GEORGETOWN, Guyana (CMC) — Caribbean Community (CARICOM) countries are expected to complete the phasing out of the use of incandescent bulbs by September this year, the Guyana-based CARICOM Secretariat announced Wednesday.
It said the regional countries are undertaking the project to become more energy efficient, on the basis of a mandate from the CARICOM Energy Ministers.
The Secretariat said that the plans for the phase out programme are now being developed by the CARICOM Secretariat and the CARICOM Regional Organisation for Standards and Quality (CROSQ).
The programme will include a roadmap to reduce the import and sale of incandescent light bulbs within the region, and will guide and support countries in the establishment of regulations and actions for the phasing out exercise.
“If all goes according to the plan, incandescent bulbs will gradually be phased-out as energy efficiency standards for lighting are phased-in. The phase-out schedule could begin as early as January 2019 with the 100 watt incandescent bulbs, with further restrictions on smaller lamp sizes entering into force in incremental stages over a number of years,” the Secretariat noted.
The decision to develop the phase-out programme was taken at the recently-concluded meeting of CARICOM Energy Ministers as part of the menu of quality measures that are being undertaken to steer the Community towards energy efficiency and sector regulation.
The incandescent light bulbs have existed for 130 years and are inefficient because they waste most of their energy. They are very cheap to manufacture and purchase, but only five per cent of the input power is converted into visible light, with the remainder converted into waste heat.
Hence, they are expensive to operate and lead to high electricity bills for households and businesses that use them. The natural successors to the incandescent bulb are compact fluorescent lamps (CFLs) and Light Emitting Diodes (LEDs). These use 60-90 per cent less energy than incandescent lighting and offer a much longer lifespan, the Secretariat noted.
It said that in 2015, the CARICOM Ministers had approved energy perform standards for CFLs and LEDs.

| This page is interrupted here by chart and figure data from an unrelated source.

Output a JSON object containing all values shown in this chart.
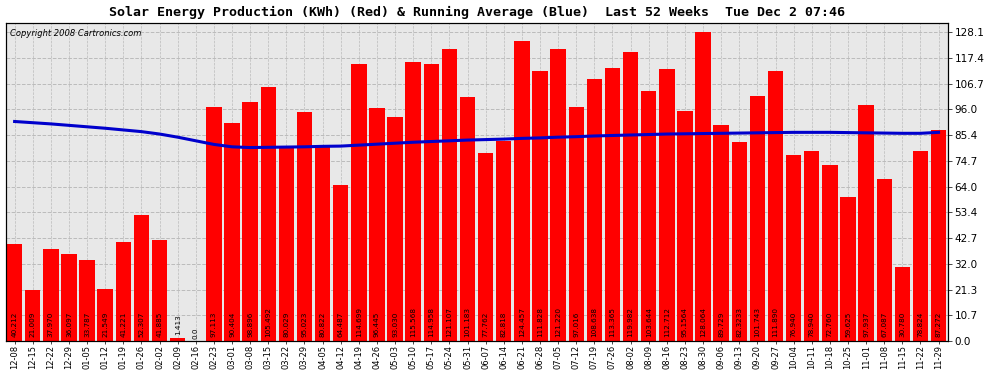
{
  "title": "Solar Energy Production (KWh) (Red) & Running Average (Blue)  Last 52 Weeks  Tue Dec 2 07:46",
  "copyright": "Copyright 2008 Cartronics.com",
  "bar_color": "#ff0000",
  "avg_line_color": "#0000cc",
  "background_color": "#ffffff",
  "plot_bg_color": "#e8e8e8",
  "grid_color": "#bbbbbb",
  "categories": [
    "12-08",
    "12-15",
    "12-22",
    "12-29",
    "01-05",
    "01-12",
    "01-19",
    "01-26",
    "02-02",
    "02-09",
    "02-16",
    "02-23",
    "03-01",
    "03-08",
    "03-15",
    "03-22",
    "03-29",
    "04-05",
    "04-12",
    "04-19",
    "04-26",
    "05-03",
    "05-10",
    "05-17",
    "05-24",
    "05-31",
    "06-07",
    "06-14",
    "06-21",
    "06-28",
    "07-05",
    "07-12",
    "07-19",
    "07-26",
    "08-02",
    "08-09",
    "08-16",
    "08-23",
    "08-30",
    "09-06",
    "09-13",
    "09-20",
    "09-27",
    "10-04",
    "10-11",
    "10-18",
    "10-25",
    "11-01",
    "11-08",
    "11-15",
    "11-22",
    "11-29"
  ],
  "values": [
    40.212,
    21.009,
    37.97,
    36.097,
    33.787,
    21.549,
    41.221,
    52.307,
    41.885,
    1.413,
    0.0,
    97.113,
    90.404,
    98.896,
    105.492,
    80.029,
    95.023,
    80.822,
    64.487,
    114.699,
    96.445,
    93.03,
    115.568,
    114.958,
    121.107,
    101.183,
    77.762,
    82.818,
    124.457,
    111.828,
    121.22,
    97.016,
    108.638,
    113.365,
    119.982,
    103.644,
    112.712,
    95.156,
    128.064,
    89.729,
    82.323,
    101.743,
    111.89,
    76.94,
    78.94,
    72.76,
    59.625,
    97.937,
    67.087,
    30.78,
    78.824,
    87.272
  ],
  "value_labels": [
    "40.212",
    "21.009",
    "37.970",
    "36.097",
    "33.787",
    "21.549",
    "41.221",
    "52.307",
    "41.885",
    "1.413",
    "0.0",
    "97.113",
    "90.404",
    "98.896",
    "105.492",
    "80.029",
    "95.023",
    "80.822",
    "64.487",
    "114.699",
    "96.445",
    "93.030",
    "115.568",
    "114.958",
    "121.107",
    "101.183",
    "77.762",
    "82.818",
    "124.457",
    "111.828",
    "121.220",
    "97.016",
    "108.638",
    "113.365",
    "119.982",
    "103.644",
    "112.712",
    "95.1564",
    "128.064",
    "89.729",
    "82.3233",
    "101.743",
    "111.890",
    "76.940",
    "78.940",
    "72.760",
    "59.625",
    "97.937",
    "67.087",
    "30.780",
    "78.824",
    "87.272"
  ],
  "running_avg": [
    91.0,
    90.5,
    90.0,
    89.4,
    88.8,
    88.2,
    87.5,
    86.8,
    85.8,
    84.5,
    83.0,
    81.5,
    80.5,
    80.2,
    80.3,
    80.4,
    80.5,
    80.7,
    80.8,
    81.2,
    81.6,
    82.0,
    82.4,
    82.7,
    83.0,
    83.3,
    83.5,
    83.7,
    84.0,
    84.2,
    84.5,
    84.7,
    85.0,
    85.2,
    85.4,
    85.6,
    85.8,
    85.9,
    86.0,
    86.1,
    86.2,
    86.3,
    86.4,
    86.5,
    86.5,
    86.5,
    86.4,
    86.3,
    86.2,
    86.1,
    86.1,
    86.5
  ],
  "yticks": [
    0.0,
    10.7,
    21.3,
    32.0,
    42.7,
    53.4,
    64.0,
    74.7,
    85.4,
    96.0,
    106.7,
    117.4,
    128.1
  ],
  "ylim": [
    0,
    132
  ],
  "figsize": [
    9.9,
    3.75
  ],
  "dpi": 100
}
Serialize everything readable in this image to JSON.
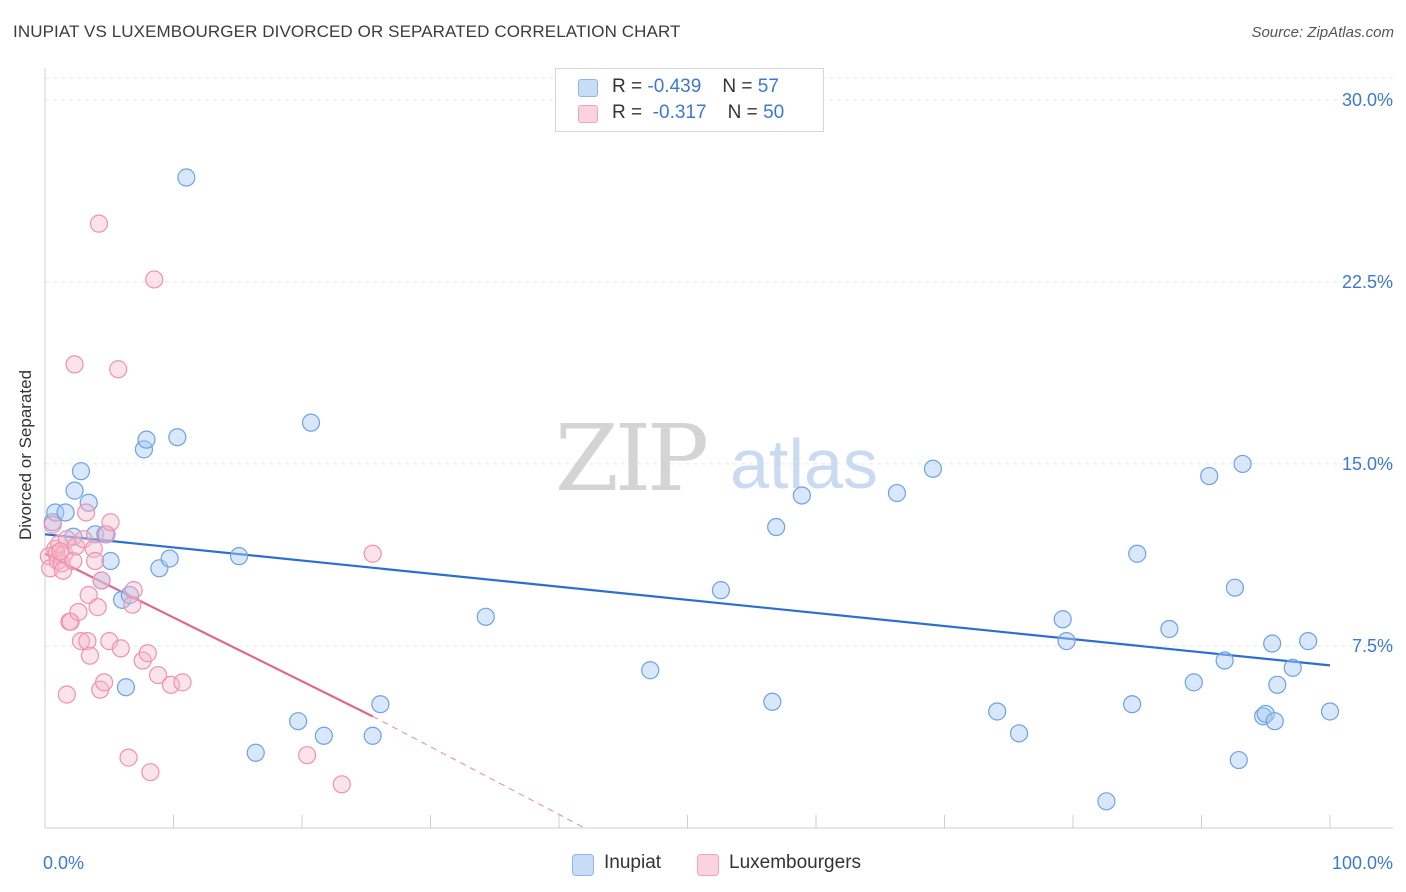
{
  "title": "INUPIAT VS LUXEMBOURGER DIVORCED OR SEPARATED CORRELATION CHART",
  "source": "Source: ZipAtlas.com",
  "watermark": {
    "zip": "ZIP",
    "atlas": "atlas"
  },
  "legend": {
    "rows": [
      {
        "r_label": "R =",
        "r_value": "-0.439",
        "n_label": "N =",
        "n_value": "57",
        "color": "#a9c9f2"
      },
      {
        "r_label": "R =",
        "r_value": "-0.317",
        "n_label": "N =",
        "n_value": "50",
        "color": "#f5b8ca"
      }
    ]
  },
  "bottom_legend": [
    {
      "label": "Inupiat",
      "color": "#a9c9f2"
    },
    {
      "label": "Luxembourgers",
      "color": "#f5b8ca"
    }
  ],
  "chart_data": {
    "type": "scatter",
    "title": "INUPIAT VS LUXEMBOURGER DIVORCED OR SEPARATED CORRELATION CHART",
    "xlabel": "",
    "ylabel": "Divorced or Separated",
    "xlim": [
      0,
      100
    ],
    "ylim": [
      0,
      30.9
    ],
    "x_tick_labels": [
      "0.0%",
      "100.0%"
    ],
    "y_ticks": [
      7.5,
      15.0,
      22.5,
      30.0
    ],
    "y_tick_labels": [
      "7.5%",
      "15.0%",
      "22.5%",
      "30.0%"
    ],
    "series": [
      {
        "name": "Inupiat",
        "color": "#6fa2e3",
        "line_color": "#2c6fd0",
        "trend": {
          "x": [
            0,
            100
          ],
          "y": [
            12.1,
            6.7
          ]
        },
        "points": [
          {
            "x": 0.6,
            "y": 12.6
          },
          {
            "x": 0.8,
            "y": 13.0
          },
          {
            "x": 1.6,
            "y": 13.0
          },
          {
            "x": 2.2,
            "y": 12.0
          },
          {
            "x": 2.3,
            "y": 13.9
          },
          {
            "x": 2.8,
            "y": 14.7
          },
          {
            "x": 3.4,
            "y": 13.4
          },
          {
            "x": 3.9,
            "y": 12.1
          },
          {
            "x": 4.4,
            "y": 10.2
          },
          {
            "x": 4.7,
            "y": 12.1
          },
          {
            "x": 5.1,
            "y": 11.0
          },
          {
            "x": 6.0,
            "y": 9.4
          },
          {
            "x": 6.3,
            "y": 5.8
          },
          {
            "x": 6.6,
            "y": 9.6
          },
          {
            "x": 7.7,
            "y": 15.6
          },
          {
            "x": 7.9,
            "y": 16.0
          },
          {
            "x": 8.9,
            "y": 10.7
          },
          {
            "x": 9.7,
            "y": 11.1
          },
          {
            "x": 10.3,
            "y": 16.1
          },
          {
            "x": 11.0,
            "y": 26.8
          },
          {
            "x": 15.1,
            "y": 11.2
          },
          {
            "x": 16.4,
            "y": 3.1
          },
          {
            "x": 19.7,
            "y": 4.4
          },
          {
            "x": 20.7,
            "y": 16.7
          },
          {
            "x": 21.7,
            "y": 3.8
          },
          {
            "x": 25.5,
            "y": 3.8
          },
          {
            "x": 26.1,
            "y": 5.1
          },
          {
            "x": 34.3,
            "y": 8.7
          },
          {
            "x": 47.1,
            "y": 6.5
          },
          {
            "x": 52.6,
            "y": 9.8
          },
          {
            "x": 56.6,
            "y": 5.2
          },
          {
            "x": 56.9,
            "y": 12.4
          },
          {
            "x": 58.9,
            "y": 13.7
          },
          {
            "x": 66.3,
            "y": 13.8
          },
          {
            "x": 69.1,
            "y": 14.8
          },
          {
            "x": 74.1,
            "y": 4.8
          },
          {
            "x": 75.8,
            "y": 3.9
          },
          {
            "x": 79.2,
            "y": 8.6
          },
          {
            "x": 79.5,
            "y": 7.7
          },
          {
            "x": 82.6,
            "y": 1.1
          },
          {
            "x": 84.6,
            "y": 5.1
          },
          {
            "x": 85.0,
            "y": 11.3
          },
          {
            "x": 87.5,
            "y": 8.2
          },
          {
            "x": 89.4,
            "y": 6.0
          },
          {
            "x": 90.6,
            "y": 14.5
          },
          {
            "x": 91.8,
            "y": 6.9
          },
          {
            "x": 92.6,
            "y": 9.9
          },
          {
            "x": 92.9,
            "y": 2.8
          },
          {
            "x": 93.2,
            "y": 15.0
          },
          {
            "x": 94.8,
            "y": 4.6
          },
          {
            "x": 95.0,
            "y": 4.7
          },
          {
            "x": 95.5,
            "y": 7.6
          },
          {
            "x": 95.7,
            "y": 4.4
          },
          {
            "x": 95.9,
            "y": 5.9
          },
          {
            "x": 97.1,
            "y": 6.6
          },
          {
            "x": 98.3,
            "y": 7.7
          },
          {
            "x": 100.0,
            "y": 4.8
          }
        ]
      },
      {
        "name": "Luxembourgers",
        "color": "#ef92ae",
        "line_color": "#e0668f",
        "trend": {
          "x": [
            0,
            25.5
          ],
          "y": [
            11.3,
            4.6
          ]
        },
        "trend_extension": {
          "x": [
            25.5,
            42.0
          ],
          "y": [
            4.6,
            0.0
          ]
        },
        "points": [
          {
            "x": 0.3,
            "y": 11.2
          },
          {
            "x": 0.4,
            "y": 10.7
          },
          {
            "x": 0.6,
            "y": 12.5
          },
          {
            "x": 0.8,
            "y": 11.5
          },
          {
            "x": 0.9,
            "y": 11.3
          },
          {
            "x": 1.0,
            "y": 11.0
          },
          {
            "x": 1.1,
            "y": 11.7
          },
          {
            "x": 1.3,
            "y": 10.9
          },
          {
            "x": 1.4,
            "y": 10.6
          },
          {
            "x": 1.5,
            "y": 11.3
          },
          {
            "x": 1.7,
            "y": 11.9
          },
          {
            "x": 1.7,
            "y": 5.5
          },
          {
            "x": 1.9,
            "y": 8.5
          },
          {
            "x": 2.0,
            "y": 8.5
          },
          {
            "x": 2.2,
            "y": 11.0
          },
          {
            "x": 2.3,
            "y": 19.1
          },
          {
            "x": 2.4,
            "y": 11.6
          },
          {
            "x": 2.6,
            "y": 8.9
          },
          {
            "x": 2.8,
            "y": 7.7
          },
          {
            "x": 3.0,
            "y": 11.9
          },
          {
            "x": 3.2,
            "y": 13.0
          },
          {
            "x": 3.3,
            "y": 7.7
          },
          {
            "x": 3.4,
            "y": 9.6
          },
          {
            "x": 3.5,
            "y": 7.1
          },
          {
            "x": 3.8,
            "y": 11.5
          },
          {
            "x": 3.9,
            "y": 11.0
          },
          {
            "x": 4.1,
            "y": 9.1
          },
          {
            "x": 4.2,
            "y": 24.9
          },
          {
            "x": 4.3,
            "y": 5.7
          },
          {
            "x": 4.4,
            "y": 10.2
          },
          {
            "x": 4.6,
            "y": 6.0
          },
          {
            "x": 4.8,
            "y": 12.1
          },
          {
            "x": 5.0,
            "y": 7.7
          },
          {
            "x": 5.1,
            "y": 12.6
          },
          {
            "x": 5.7,
            "y": 18.9
          },
          {
            "x": 5.9,
            "y": 7.4
          },
          {
            "x": 6.5,
            "y": 2.9
          },
          {
            "x": 6.8,
            "y": 9.2
          },
          {
            "x": 6.9,
            "y": 9.8
          },
          {
            "x": 7.6,
            "y": 6.9
          },
          {
            "x": 8.0,
            "y": 7.2
          },
          {
            "x": 8.2,
            "y": 2.3
          },
          {
            "x": 8.5,
            "y": 22.6
          },
          {
            "x": 8.8,
            "y": 6.3
          },
          {
            "x": 9.8,
            "y": 5.9
          },
          {
            "x": 10.7,
            "y": 6.0
          },
          {
            "x": 20.4,
            "y": 3.0
          },
          {
            "x": 23.1,
            "y": 1.8
          },
          {
            "x": 25.5,
            "y": 11.3
          },
          {
            "x": 1.2,
            "y": 11.4
          }
        ]
      }
    ]
  }
}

These standards protect consumers from “underperforming products” while simultaneously protecting importers of highly efficient products from competitors saturating the market with “cheaper”, low performance products.
“Effort is being made for the standards for CFLs and LEDs to be adopted at national levels before year end as an assurance of quality in the efficient lighting alternatives. This is a precursor to the removal of inefficient incandescent bulbs from CARICOM markets.”
Cuba was the first country in the world to successfully complete the phase-out of incandescent bulbs. In 2007, the Caribbean country banned the import and sale of incandescent bulbs and implemented a programme for their direct substitution with CFLs in households.
According to reports, about 116 million incandescent bulbs were replaced by CFLs in every household in Cuba, resulting in peak demand savings of about 4,000 MW and eight million tons of carbon emissions.
Among the other steps that the region has taken on the road to energy efficiency is the development of an Energy Efficiency Code for buildings within the CARICOM.
The Energy ministers at their meeting here last month also approved the 2018 International Energy Conservation Code, with the accompanying Caribbean Application Document, as the Regional Energy Efficient Building Code (REEBC).
The establishment of the REEBC is a very important step in creating a clear and generally-accepted framework for maximising the efficiency of the “total” energy services in buildings.
“The approval paves the way for the systematic implementation of the principles and practices related to, among other things, energy efficient lamps and lighting. The phase out of incandescent bulbs is consistent with the requirements of the recently approved Energy Efficiency Code for CARICOM buildings,” the Secretariat added.
It said within CARICOM, successful implementation of the REEBC could eliminate 15,000 barrels of imported oil and save an estimated one million US dollars in foreign exchange every day.